Presbyterian isn’t closing clinics, re-deploying staff or closing operating rooms, according to an email it sent to its providers. The system is trying to increase staff, creating more flexibility to transfer patients to other hospitals, trying to treat COVID patients with outpatient antibody infusions and postponing some surgical procedures.
Meanwhile, during a virtual press conference Wednesday, New Mexico Department of Health Acting Cabinet Secretary Dr. David Scrase said unvaccinated people account for 95 percent of COVID-related deaths, 77 percent of hospitalizations and 71.6 percent of new COVID cases.
Breakthrough cases are happening in 1.5-2.5 percent of vaccinated people. New Mexico’s population was vaccinated faster than most states, so it’s seeing breakthrough cases sooner, he said.
He attributed breakthrough cases to the Delta variant and waning immunity from vaccines.
“What this means for us is we all need to start getting in line for a booster,” Scrase said.
Boosters are recommended for people age 18 and older two months after getting the one-shot Johnson & Johnson vaccine or six months after getting the second shot of Pfizer or Moderna vaccines.

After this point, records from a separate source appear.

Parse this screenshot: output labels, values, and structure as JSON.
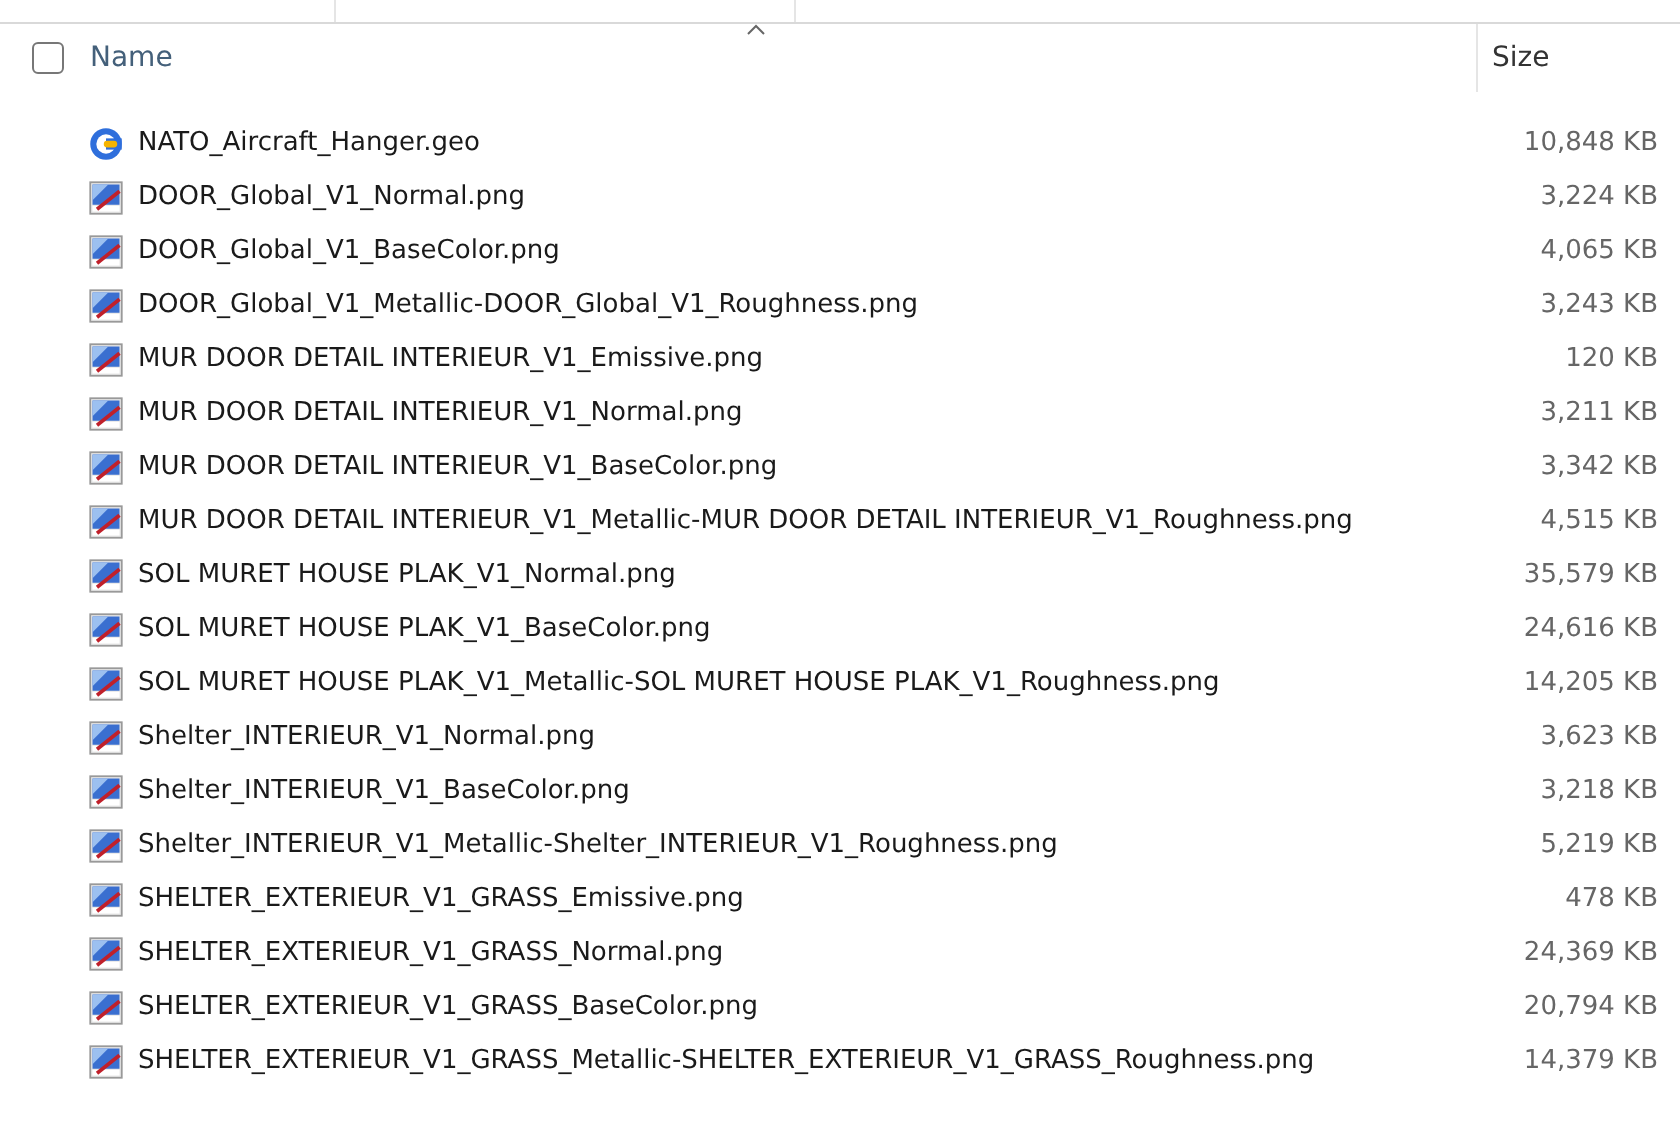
{
  "header": {
    "select_all": {
      "checked": false
    },
    "columns": [
      {
        "label": "Name",
        "sorted": true
      },
      {
        "label": "Size",
        "sorted": false
      }
    ]
  },
  "rows": [
    {
      "kind": "geo",
      "name": "NATO_Aircraft_Hanger.geo",
      "size": "10,848 KB"
    },
    {
      "kind": "image",
      "name": "DOOR_Global_V1_Normal.png",
      "size": "3,224 KB"
    },
    {
      "kind": "image",
      "name": "DOOR_Global_V1_BaseColor.png",
      "size": "4,065 KB"
    },
    {
      "kind": "image",
      "name": "DOOR_Global_V1_Metallic-DOOR_Global_V1_Roughness.png",
      "size": "3,243 KB"
    },
    {
      "kind": "image",
      "name": "MUR DOOR DETAIL INTERIEUR_V1_Emissive.png",
      "size": "120 KB"
    },
    {
      "kind": "image",
      "name": "MUR DOOR DETAIL INTERIEUR_V1_Normal.png",
      "size": "3,211 KB"
    },
    {
      "kind": "image",
      "name": "MUR DOOR DETAIL INTERIEUR_V1_BaseColor.png",
      "size": "3,342 KB"
    },
    {
      "kind": "image",
      "name": "MUR DOOR DETAIL INTERIEUR_V1_Metallic-MUR DOOR DETAIL INTERIEUR_V1_Roughness.png",
      "size": "4,515 KB"
    },
    {
      "kind": "image",
      "name": "SOL MURET HOUSE PLAK_V1_Normal.png",
      "size": "35,579 KB"
    },
    {
      "kind": "image",
      "name": "SOL MURET HOUSE PLAK_V1_BaseColor.png",
      "size": "24,616 KB"
    },
    {
      "kind": "image",
      "name": "SOL MURET HOUSE PLAK_V1_Metallic-SOL MURET HOUSE PLAK_V1_Roughness.png",
      "size": "14,205 KB"
    },
    {
      "kind": "image",
      "name": "Shelter_INTERIEUR_V1_Normal.png",
      "size": "3,623 KB"
    },
    {
      "kind": "image",
      "name": "Shelter_INTERIEUR_V1_BaseColor.png",
      "size": "3,218 KB"
    },
    {
      "kind": "image",
      "name": "Shelter_INTERIEUR_V1_Metallic-Shelter_INTERIEUR_V1_Roughness.png",
      "size": "5,219 KB"
    },
    {
      "kind": "image",
      "name": "SHELTER_EXTERIEUR_V1_GRASS_Emissive.png",
      "size": "478 KB"
    },
    {
      "kind": "image",
      "name": "SHELTER_EXTERIEUR_V1_GRASS_Normal.png",
      "size": "24,369 KB"
    },
    {
      "kind": "image",
      "name": "SHELTER_EXTERIEUR_V1_GRASS_BaseColor.png",
      "size": "20,794 KB"
    },
    {
      "kind": "image",
      "name": "SHELTER_EXTERIEUR_V1_GRASS_Metallic-SHELTER_EXTERIEUR_V1_GRASS_Roughness.png",
      "size": "14,379 KB"
    }
  ]
}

Ross said 73 percent of New Mexicans 18 and older are fully vaccinated. Across all age groups, the state has a vaccination rate just over 60 percent.
Also, 5- to 11-year-olds are eligible for vaccination, with two doses that are one-third the size of adult doses.
“COVID in children is generally milder than in adults, but some kids can still get really sick and require hospitalization,” DOH Deputy Secretary Dr. Laura Parajón said.
The Delta variant has increased U.S. pediatric COVID hospitalizations by a factor of five, Parajón said. Ross said school-aged children make up 20-23 percent of COVID cases now, compared to 10 percent early in the pandemic.
While the Delta variant is causing COVID surges globally, State Epidemiologist Dr. Christine Ross said, countries with higher percentages of vaccinated residents are seeing few hospitalizations and deaths from the disease.
The NMDOH has reported well over 1,000 new cases most days for the last few weeks.
According to the state epidemiology report, 13.6 percent of New Mexicans have contracted COVID since March 2020, with 6.6 percent of those people being hospitalized and 1.7 percent dying.
At this point, Scrase said, New Mexico hospitals may not have an ICU bed for non-COVID emergencies like heart attacks. Tuesday, eight ICU beds were available statewide, he said.
He attributed the problem mainly to people not wearing masks inside.
“This is a really serious time,” he said.
He said 281 traveling medical workers were at or en route to New Mexico hospitals, with 100 percent of costs eligible for Federal Emergency Management Agency reimbursement.
Scrase said officials aren’t considering more public-health shutdowns.
“This is something we’re going to have to learn to live with,” he said of the coronavirus. “We’re probably going to have COVID with us for years.”
So, officials are trying to let people live relatively normal lives that allow for education of children and restoration of the economy, he said.
(Journal staff writer Ryan Boetel contributed to this article.)